In 1797 Hare's father died, and it was found that his intention of leaving everything to his second wife was frustrated by her having built her new house of Hurstmonceaux Place upon entailed land. The Hare-Naylors therefore set off for England, leaving three of their children in the care of Clotilda Tambroni and Father Emmanuele Aponte, an old Spanish priest, and appointing the famous Mezzofanti tutor of their eldest son, who at eleven years old learnt to read the deepest Greek books, and to write Greek epigrams upon his step-grandmother.
The Hare-Naylors settled at Hurstmonceaux, and for years were engaged in reconciling residence in a large and expensive house with an ever-diminishing income. Hare-Naylor's vehement democratic principles made enemies and lost friends. He indignantly rejected, as aristocratic, the distinction of a baronetcy. From 1799 (when the Hare-Naylors went to Italy to fetch home their children) life became an increasing struggle with the requirements of an impoverished estate. Hare-Naylor wrote plays, 'The Mirror' and 'The Age of Chivalry,' which were rejected at Drury Lane. In 1801 he published his 'History of the Helvetic Republics,' in two volumes, which was also a severe disappointment, though it passed into a second enlarged edition (4 vols. 1809). Misfortune soured his temper, and the family was only saved from great privations by the intervention and help of the now widowed Lady Jones.
In 1803 Mrs. Hare-Naylor began a large series of pictures representing Hurstmonceaux Castle as it appeared before the destruction. She finished her work, but the minute application seriously affected her health, and brought on total blindness in her forty-eighth year. In the following year the Hare-Naylors left Hurstmonceaux for ever, and went to reside at Weimar, attracted partly by its famous literary society, but more by the kind friendship of the reigning duchess, who paid daily visits to the blind lady. Whilst at Weimar, Hare-Naylor published the very dull novel of 'Theodore, or the Enthusiast,' for which Flaxman, whose sister had been his children's governess, and who had already executed many portraits of the family, made a beautiful series of illustrations. On Easter Sunday, 1806, Georgiana Hare-Naylor died at Lausanne, leaving her children to the care of Lady Jones.
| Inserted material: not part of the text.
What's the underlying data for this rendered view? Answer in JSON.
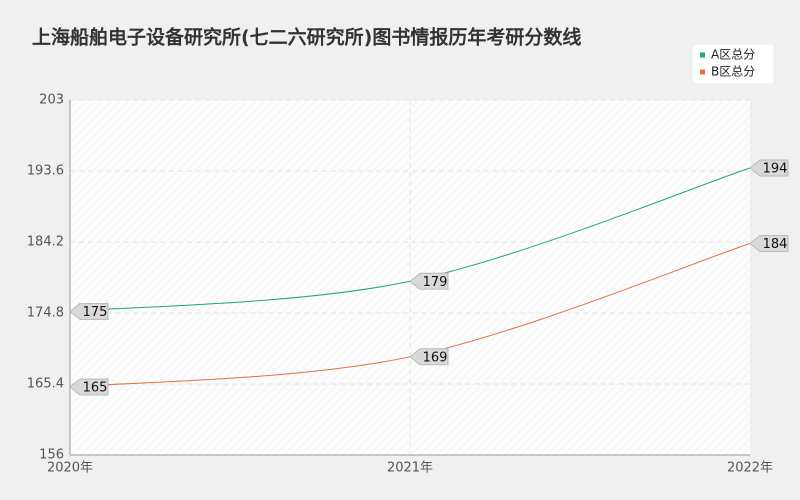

After his wife's death Hare-Naylor could never bear to return to Hurstmonceaux, and in 1807 he sold the estate. In the same year he married again a connection of his first wife, by whom he became the father of two sons and a daughter, subsequently the second wife of Frederick Denison Maurice [q. v.] In April 1815 he died, after a lingering illness, at Tours, and was buried beneath the altar of Hurstmonceaux Church. In 1816 was published his best-known work, a 'Civil and Military History of Germany, from the landing of Gustavus to the Treaty of Westphalia,' in two thick octavo volumes. Two of his sons by his first wife, Augustus William and Julius Charles, are separately noticed.[Manuscript letters of Bishop Shipley to Lady Jones, of Benjamin Franklin to Bishop Shipley, of Sir J. Reynolds to Bishop Shipley, of Clotilda Tambroni and Emmanuele Aponte to Mrs. Hare-Naylor, of Mrs. Hare-Naylor to Lady Jones and to Miss Bowdler, and of Francis Hare-Naylor and of Francis Hare to Lady Jones.]